The Coffee Ordering Formula
Here’s the rhythm most cafés and baristas use:
1. Size – Start with how much you want: small, medium, large.
2. Flavour – Add any syrups or extra notes: vanilla, caramel, hazelnut, seasonal spice.
3. Drink type – Latte, cappuccino, flat white, Americano, mocha, or anything else on the board.
4. Milk – Pick your style: whole, skimmed, oat, almond, soy.
5. Extras – Optional tweaks: extra hot, extra shot, decaf, no foam, whipped cream.
That’s it. Five small choices, one happy cup.
Example Coffee Orders
Simple, natural, and polite always works. Try something like:
- “I’d like a medium caramel latte with oat milk.”
- “A small cappuccino, extra foam please.”
- “One iced mocha, no whipped cream.”
- “Can I get a flat white with an extra shot?”
Every café has its quirks, but this pattern works almost everywhere, from your local indie spot to the airport kiosk.
Extra Coffee Ordering Tips
- Don’t overthink it. Most baristas will happily help if you pause or forget something.
- Ask for recommendations. If you say, “I like something smooth but not too sweet,” they’ll know exactly where to point you.
- Be honest about strength. There’s no prize for pretending you like bitter coffee.
- Stay curious. Try one new thing now and again. It’s how you find your new favourite!
Step 8 – FAQs from Coffee Beginners
Everyone starts somewhere.
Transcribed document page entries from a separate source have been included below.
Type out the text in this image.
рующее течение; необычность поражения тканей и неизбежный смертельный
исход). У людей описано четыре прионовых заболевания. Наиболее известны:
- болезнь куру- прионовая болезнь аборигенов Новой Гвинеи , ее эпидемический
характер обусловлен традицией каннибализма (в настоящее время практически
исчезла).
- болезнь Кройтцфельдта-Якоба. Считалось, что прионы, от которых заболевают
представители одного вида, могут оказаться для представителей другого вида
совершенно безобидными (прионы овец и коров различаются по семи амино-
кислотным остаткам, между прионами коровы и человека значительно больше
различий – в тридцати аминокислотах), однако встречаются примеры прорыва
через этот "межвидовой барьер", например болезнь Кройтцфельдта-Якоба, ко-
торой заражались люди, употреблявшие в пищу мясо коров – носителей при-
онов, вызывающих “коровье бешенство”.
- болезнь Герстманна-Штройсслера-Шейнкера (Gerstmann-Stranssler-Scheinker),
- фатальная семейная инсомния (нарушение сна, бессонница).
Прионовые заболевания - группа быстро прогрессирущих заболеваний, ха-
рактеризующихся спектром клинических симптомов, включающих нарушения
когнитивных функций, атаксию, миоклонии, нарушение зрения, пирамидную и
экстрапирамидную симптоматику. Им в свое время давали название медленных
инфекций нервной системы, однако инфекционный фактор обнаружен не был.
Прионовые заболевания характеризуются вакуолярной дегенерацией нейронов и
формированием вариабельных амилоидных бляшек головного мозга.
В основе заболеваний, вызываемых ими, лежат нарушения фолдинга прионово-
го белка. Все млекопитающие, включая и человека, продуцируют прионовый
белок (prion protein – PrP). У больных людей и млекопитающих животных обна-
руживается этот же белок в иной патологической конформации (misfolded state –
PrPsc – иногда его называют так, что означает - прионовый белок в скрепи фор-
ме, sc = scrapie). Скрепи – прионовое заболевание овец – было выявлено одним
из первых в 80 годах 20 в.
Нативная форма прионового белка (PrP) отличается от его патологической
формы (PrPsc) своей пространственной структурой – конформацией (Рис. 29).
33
These are the questions we sometimes get at the EDGE Café counter.
What are the most popular coffees?
Lattes and cappuccinos are the everyday favourites because they’re smooth, balanced, and easy to customise. Flat whites are close behind, especially in the UK, while cold brew coffee has become the go-to summer pick.
Which coffee do you recommend for beginners?
Start with something soft and milky. A latte or flat white lets you taste the espresso without too much bitterness. If you’ve got a sweet tooth, a mocha or iced coffee is a good way in.
Is espresso the strongest coffee?
Yes and no. Espresso tastes stronger because it’s concentrated, but cup for cup, it doesn’t always have more caffeine than filter or cold-brew coffee. It’s about intensity, not just caffeine!
How do I start making good coffee at home?
Start simple. Buy freshly roasted coffee beans and pick one method, like French press, AeroPress, or pour-over, to learn properly. Ideally, use filtered water, measure your coffee and grind your beans fresh.
If using a grinder seems too complicated or buying one is too big an investment in the early days, we can grind your coffee to order. Just let us know how you want it.
The Daily Grind (Made Better)
You’ve learnt the names, the flavours, and the small details that turn coffee from a quick fix into something worth savouring.
You can read a café menu now without second-guessing yourself and maybe even try a chat with your barista about beans or brewing!
Coffee doesn’t have to be complicated. It’s just fresh grounds, hot water and a little curiosity.
Once you understand the basics, every cup becomes a chance to notice something new, whether that’s a texture, an aroma or a new appreciation for this wonderful beverage.
Now go on, put the kettle on. You’ve earned it.